Examples where an ill-behaved function leads to surprising results?

I think, the most transparent example is phase transition: by definition it is when some thermodynamic value does not behave well.

AFAIK when Fourier showed that non-continuous function may be presented as an infinite sum of continuous, he had a hard time convincing people around that he is not crazy. That story might partially answer your question: as long as any not-so-well-behaved function may be presented as a sum of smooth ones, there is no much difference as long as good formulated laws are linear. Functions which are really bad behaved usually do not appear in real problems. If they do, there is some significant physics behind it (as with phase transition, shock wave, etc.) and one can not miss it.
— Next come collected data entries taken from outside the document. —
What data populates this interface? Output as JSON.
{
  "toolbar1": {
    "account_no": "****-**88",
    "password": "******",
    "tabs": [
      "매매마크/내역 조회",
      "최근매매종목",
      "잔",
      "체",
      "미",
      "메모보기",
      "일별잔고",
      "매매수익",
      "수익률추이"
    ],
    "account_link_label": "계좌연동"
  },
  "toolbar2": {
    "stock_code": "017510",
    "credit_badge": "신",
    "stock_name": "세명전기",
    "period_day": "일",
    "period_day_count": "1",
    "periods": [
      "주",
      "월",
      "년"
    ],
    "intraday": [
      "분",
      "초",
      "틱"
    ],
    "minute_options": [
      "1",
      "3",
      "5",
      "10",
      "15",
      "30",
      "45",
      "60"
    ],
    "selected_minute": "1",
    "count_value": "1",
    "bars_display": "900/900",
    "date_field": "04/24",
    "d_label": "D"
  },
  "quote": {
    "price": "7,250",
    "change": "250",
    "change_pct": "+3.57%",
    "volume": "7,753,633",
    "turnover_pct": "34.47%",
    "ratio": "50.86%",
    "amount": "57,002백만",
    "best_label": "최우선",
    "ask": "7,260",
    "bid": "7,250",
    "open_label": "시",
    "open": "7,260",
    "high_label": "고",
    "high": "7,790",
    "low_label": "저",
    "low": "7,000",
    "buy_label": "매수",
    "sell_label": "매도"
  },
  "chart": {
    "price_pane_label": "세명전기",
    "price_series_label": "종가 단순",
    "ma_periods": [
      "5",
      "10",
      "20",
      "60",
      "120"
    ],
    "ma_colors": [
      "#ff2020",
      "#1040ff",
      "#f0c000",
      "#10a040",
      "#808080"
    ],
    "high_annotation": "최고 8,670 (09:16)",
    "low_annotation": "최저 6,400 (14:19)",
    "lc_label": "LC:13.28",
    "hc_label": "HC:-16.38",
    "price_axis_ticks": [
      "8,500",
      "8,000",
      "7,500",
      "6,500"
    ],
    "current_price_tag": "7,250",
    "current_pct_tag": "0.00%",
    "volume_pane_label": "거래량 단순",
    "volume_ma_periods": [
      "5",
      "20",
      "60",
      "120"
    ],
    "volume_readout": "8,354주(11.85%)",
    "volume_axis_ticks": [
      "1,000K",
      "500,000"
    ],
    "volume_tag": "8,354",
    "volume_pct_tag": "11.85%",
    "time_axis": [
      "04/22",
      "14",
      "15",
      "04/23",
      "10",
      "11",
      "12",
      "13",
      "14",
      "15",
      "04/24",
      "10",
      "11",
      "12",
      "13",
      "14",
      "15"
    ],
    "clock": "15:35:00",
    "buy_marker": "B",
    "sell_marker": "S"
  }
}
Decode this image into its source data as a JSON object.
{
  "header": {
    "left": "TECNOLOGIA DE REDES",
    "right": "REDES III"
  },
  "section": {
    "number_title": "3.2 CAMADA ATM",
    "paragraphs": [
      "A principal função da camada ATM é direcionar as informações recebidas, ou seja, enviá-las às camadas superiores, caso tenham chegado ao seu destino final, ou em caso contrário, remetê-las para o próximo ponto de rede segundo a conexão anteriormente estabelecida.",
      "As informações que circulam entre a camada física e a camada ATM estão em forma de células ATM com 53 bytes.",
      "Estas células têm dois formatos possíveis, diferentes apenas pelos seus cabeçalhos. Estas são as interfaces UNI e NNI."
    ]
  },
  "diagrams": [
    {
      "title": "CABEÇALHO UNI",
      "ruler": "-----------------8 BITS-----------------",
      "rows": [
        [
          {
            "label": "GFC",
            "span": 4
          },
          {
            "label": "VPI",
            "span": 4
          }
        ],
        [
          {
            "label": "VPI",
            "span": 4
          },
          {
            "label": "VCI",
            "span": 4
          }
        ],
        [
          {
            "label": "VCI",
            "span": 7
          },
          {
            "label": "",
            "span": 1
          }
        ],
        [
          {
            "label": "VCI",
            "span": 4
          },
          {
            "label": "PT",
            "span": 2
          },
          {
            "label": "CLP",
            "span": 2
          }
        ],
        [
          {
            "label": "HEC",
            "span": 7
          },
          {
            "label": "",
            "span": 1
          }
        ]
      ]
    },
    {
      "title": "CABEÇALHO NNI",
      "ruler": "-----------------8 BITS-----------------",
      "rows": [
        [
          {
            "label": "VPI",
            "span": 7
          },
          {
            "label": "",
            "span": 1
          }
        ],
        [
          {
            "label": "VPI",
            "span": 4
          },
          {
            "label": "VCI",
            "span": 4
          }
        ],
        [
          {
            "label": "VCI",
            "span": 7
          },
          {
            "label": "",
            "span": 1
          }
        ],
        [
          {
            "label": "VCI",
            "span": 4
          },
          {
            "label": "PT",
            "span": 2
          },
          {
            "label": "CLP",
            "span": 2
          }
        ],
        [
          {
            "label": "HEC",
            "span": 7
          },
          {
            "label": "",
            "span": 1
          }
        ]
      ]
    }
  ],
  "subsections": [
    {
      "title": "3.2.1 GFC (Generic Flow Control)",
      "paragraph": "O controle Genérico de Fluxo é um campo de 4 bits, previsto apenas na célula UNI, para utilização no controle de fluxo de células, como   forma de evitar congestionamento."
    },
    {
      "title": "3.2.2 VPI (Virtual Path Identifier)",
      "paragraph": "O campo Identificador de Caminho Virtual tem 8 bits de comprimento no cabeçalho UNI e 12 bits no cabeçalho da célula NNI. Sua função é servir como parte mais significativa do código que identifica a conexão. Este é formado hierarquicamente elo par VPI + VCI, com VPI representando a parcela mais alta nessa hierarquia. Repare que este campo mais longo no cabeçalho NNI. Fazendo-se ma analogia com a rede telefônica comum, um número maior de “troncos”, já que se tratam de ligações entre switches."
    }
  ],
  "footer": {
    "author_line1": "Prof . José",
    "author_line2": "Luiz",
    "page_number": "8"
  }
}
For an operator it is better (for physicist) to think of function from operator as a function acting on its eigenvalues (if it is not diagonalizable, in physics it is bad behaviour). This is equivalent to power series definition, but works for any function.

I have had a surprizing result due to the wave function having different left and right derivatives at a point (see Chapter 2.1 and Appendix 3). Generally this article contains more surprizing results just due to implicit assumptions being wrong.

Well, I don't know if you want to count that, but QFT is full with functions that have poles which I'd call not well-behaved, and it does have lots of physical effects. If you're talking about observables only, you can approximate any discontinuous function to arbitrary precision with a continuous function, and you can push the difference below measurement precision. The reason one sometimes uses 'ill-behaved' functions (delta, heaviside, etc) is that they're easier to deal with.